"Evidence-gathering technology for drugs is not as advanced in terms of ease of use and noninvasiveness as it is for alcohol. Until recently, no simple test police officers could administer to obtain an indication of drug use similar to the preliminary breath test for alcohol has been available. Rather, samples of urine or blood typically must be sent away for laboratory analysis to determine the presence of drugs and their quantification. Screening tests using urine, which can be used by officers in the police station, have been field tested by NHTSA. The technology is also developing for using saliva, sweat, and hair samples to detect drug use (Hersch, Crouch, & Cook, 2000).
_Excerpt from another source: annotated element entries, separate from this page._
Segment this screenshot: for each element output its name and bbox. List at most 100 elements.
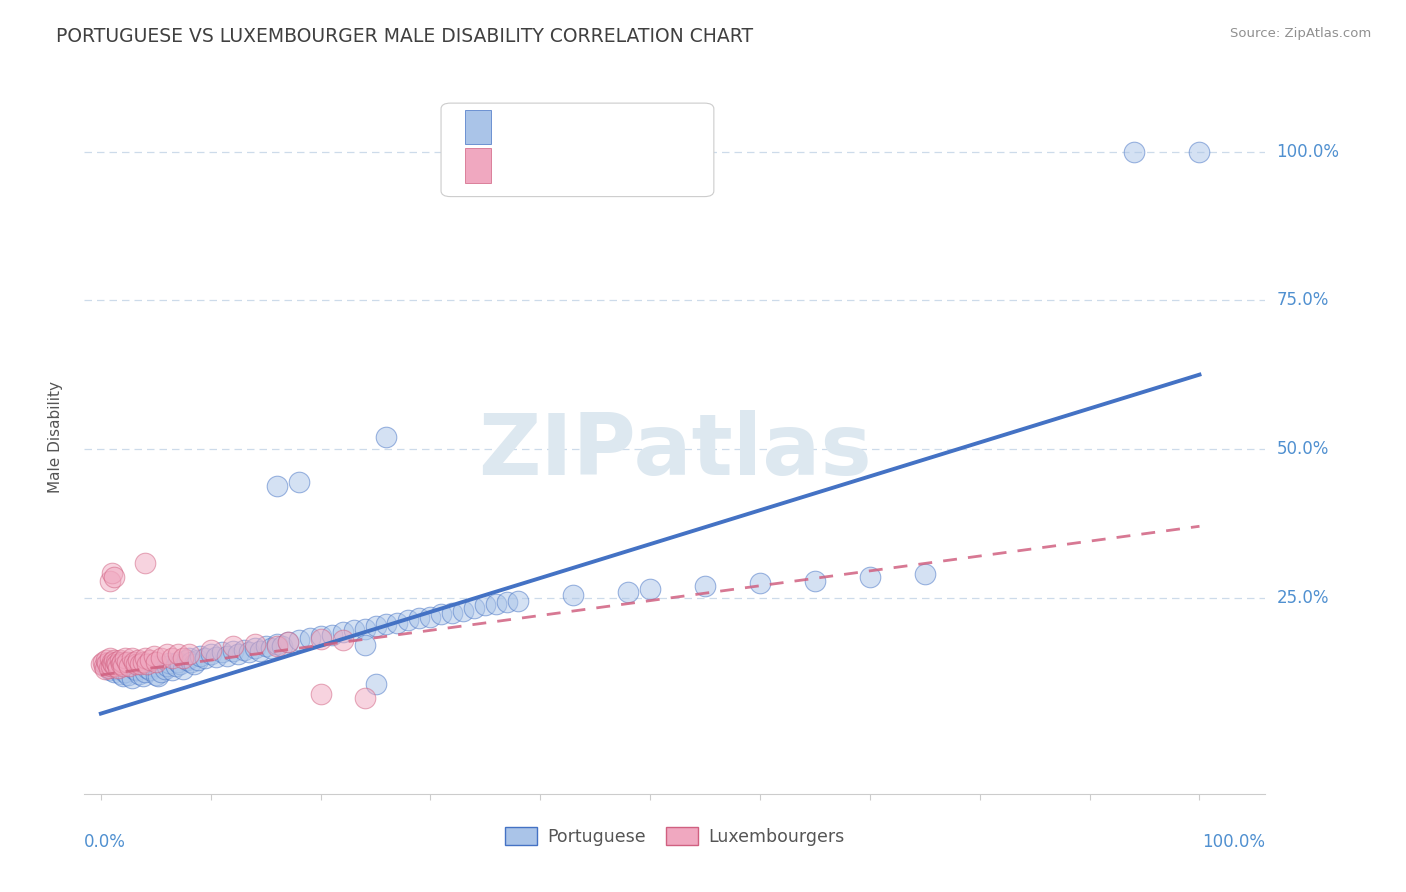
Point [211,645,233,659]
Point [98,574,121,588]
Text: N = 78: N = 78 [612,118,672,136]
Point [266,479,288,493]
Point [122,662,145,676]
Point [153,662,176,676]
Point [115,655,138,669]
Point [243,641,266,656]
Legend: Portuguese, Luxembourgers: Portuguese, Luxembourgers [498,821,852,853]
Point [453,604,475,618]
Point [162,651,184,665]
Point [309,632,332,647]
Point [146,669,169,683]
Point [254,640,277,654]
FancyBboxPatch shape [441,103,714,196]
Point [125,663,148,677]
Point [183,657,205,672]
Point [804,574,827,588]
Point [131,669,153,683]
Point [249,644,271,658]
Point [101,655,124,669]
Point [121,651,143,665]
Point [98,663,121,677]
Point [114,651,136,665]
Point [156,659,179,673]
Point [375,430,398,444]
Point [101,657,124,672]
Point [165,659,187,673]
Point [221,644,243,658]
Point [387,615,409,630]
Text: 50.0%: 50.0% [1277,440,1329,458]
Point [408,611,430,625]
Point [441,606,464,620]
Point [157,656,180,670]
Point [749,575,772,590]
Point [172,662,194,676]
Point [101,661,124,675]
Point [96,656,118,670]
Point [150,665,173,679]
Point [105,657,128,672]
Point [111,655,134,669]
Point [375,617,398,632]
Point [134,556,156,570]
Point [474,598,496,612]
Point [180,655,202,669]
Point [117,668,139,682]
Point [186,653,208,667]
Point [221,640,243,654]
Point [150,651,173,665]
Y-axis label: Male Disability: Male Disability [48,381,63,493]
Text: N = 52: N = 52 [612,157,672,175]
Point [266,637,288,651]
Point [496,595,519,609]
FancyBboxPatch shape [464,110,491,145]
Text: PORTUGUESE VS LUXEMBOURGER MALE DISABILITY CORRELATION CHART: PORTUGUESE VS LUXEMBOURGER MALE DISABILI… [56,27,754,45]
Point [172,651,194,665]
Point [111,659,134,673]
Text: 100.0%: 100.0% [1202,833,1265,851]
Point [364,677,387,691]
Point [114,665,136,679]
Point [101,566,124,580]
Point [226,647,249,661]
Point [205,650,228,665]
Point [139,653,162,667]
Point [110,666,132,681]
Point [617,584,640,599]
Point [342,624,364,638]
Point [105,655,128,669]
Point [94,662,117,676]
Point [364,619,387,633]
Point [309,687,332,701]
Point [169,657,191,672]
Text: 25.0%: 25.0% [1277,589,1329,607]
Point [309,629,332,643]
Point [107,661,129,675]
Point [125,657,148,672]
Point [398,613,420,627]
Point [200,643,222,657]
Point [127,653,149,667]
Point [128,666,150,681]
Point [914,566,936,581]
Point [1122,145,1144,159]
Point [96,653,118,667]
Point [122,655,145,669]
Point [430,607,453,622]
Point [353,622,375,636]
Point [96,659,118,673]
Point [287,633,309,648]
Point [134,651,156,665]
Point [277,635,299,649]
Point [332,625,354,640]
Point [166,655,188,669]
Point [232,643,254,657]
Point [98,651,121,665]
Point [142,659,165,673]
Point [104,659,127,673]
Point [166,647,188,661]
Point [110,657,132,672]
Point [353,690,375,705]
Point [485,597,508,611]
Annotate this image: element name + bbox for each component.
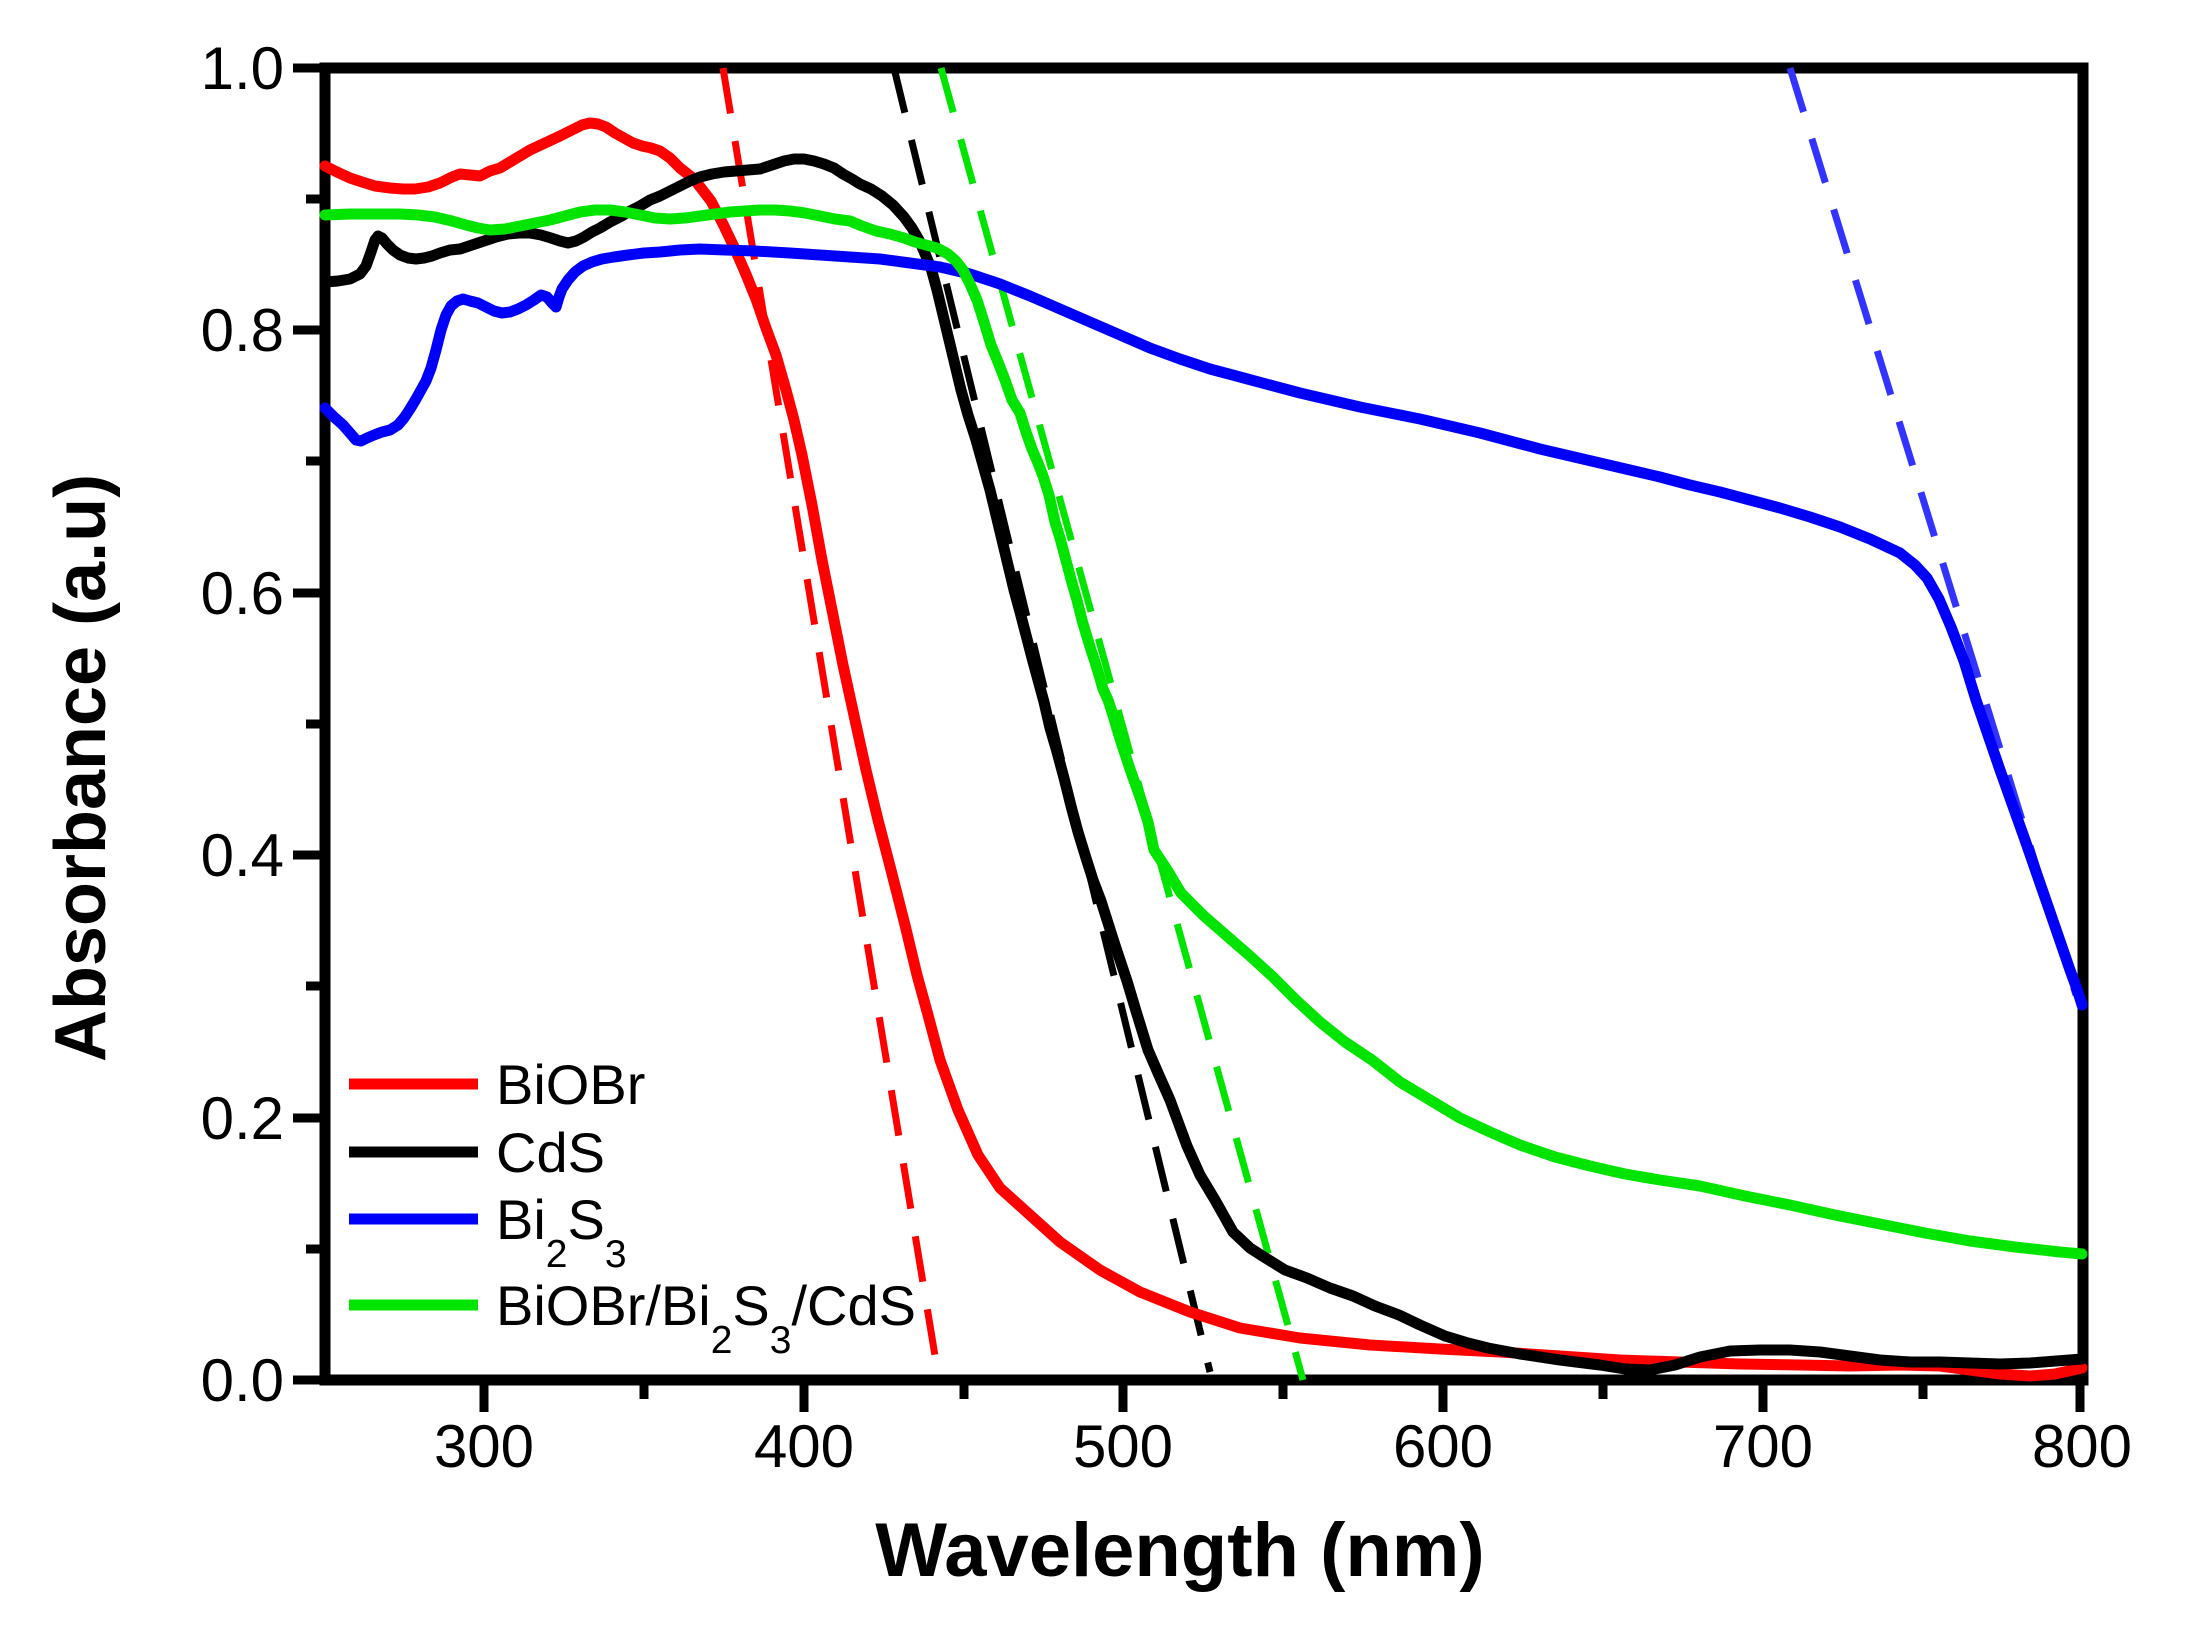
- svg-text:Wavelength (nm): Wavelength (nm): [875, 1508, 1484, 1593]
- svg-text:BiOBr: BiOBr: [496, 1053, 645, 1116]
- svg-text:0.8: 0.8: [201, 297, 284, 364]
- svg-text:300: 300: [434, 1413, 534, 1480]
- svg-text:0.6: 0.6: [201, 560, 284, 627]
- svg-text:0.4: 0.4: [201, 822, 284, 889]
- svg-text:Absorbance (a.u): Absorbance (a.u): [41, 474, 121, 1062]
- svg-text:800: 800: [2032, 1413, 2132, 1480]
- svg-text:700: 700: [1713, 1413, 1813, 1480]
- svg-text:400: 400: [754, 1413, 854, 1480]
- svg-text:500: 500: [1073, 1413, 1173, 1480]
- svg-text:600: 600: [1393, 1413, 1493, 1480]
- svg-text:0.2: 0.2: [201, 1085, 284, 1152]
- svg-text:CdS: CdS: [496, 1121, 605, 1184]
- svg-text:0.0: 0.0: [201, 1347, 284, 1414]
- svg-text:1.0: 1.0: [201, 35, 284, 102]
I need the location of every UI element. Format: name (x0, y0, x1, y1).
"As said earlier, NHTSA has funded the Drug Evaluation and Classification (DEC) program, which equips specially trained officers, known as Drug Recognition Experts (DREs), to observe and record behavioral evidence of drug use to assess potential drug impairment among persons suspected of drug-impaired driving, and guide chemical testing and expert testimony for DUID trials. Currently, more than 40 States have officially adopted DEC programs to train DRE personnel."
Lacey, John, Brainard, Katharine, and Snitow, Samantha. (2010). Drug Per Se Laws: A Review of Their Use in States. (DOT HS 811 317). Washington, DC: National Highway Traffic Safety Administration, pp. 5-6.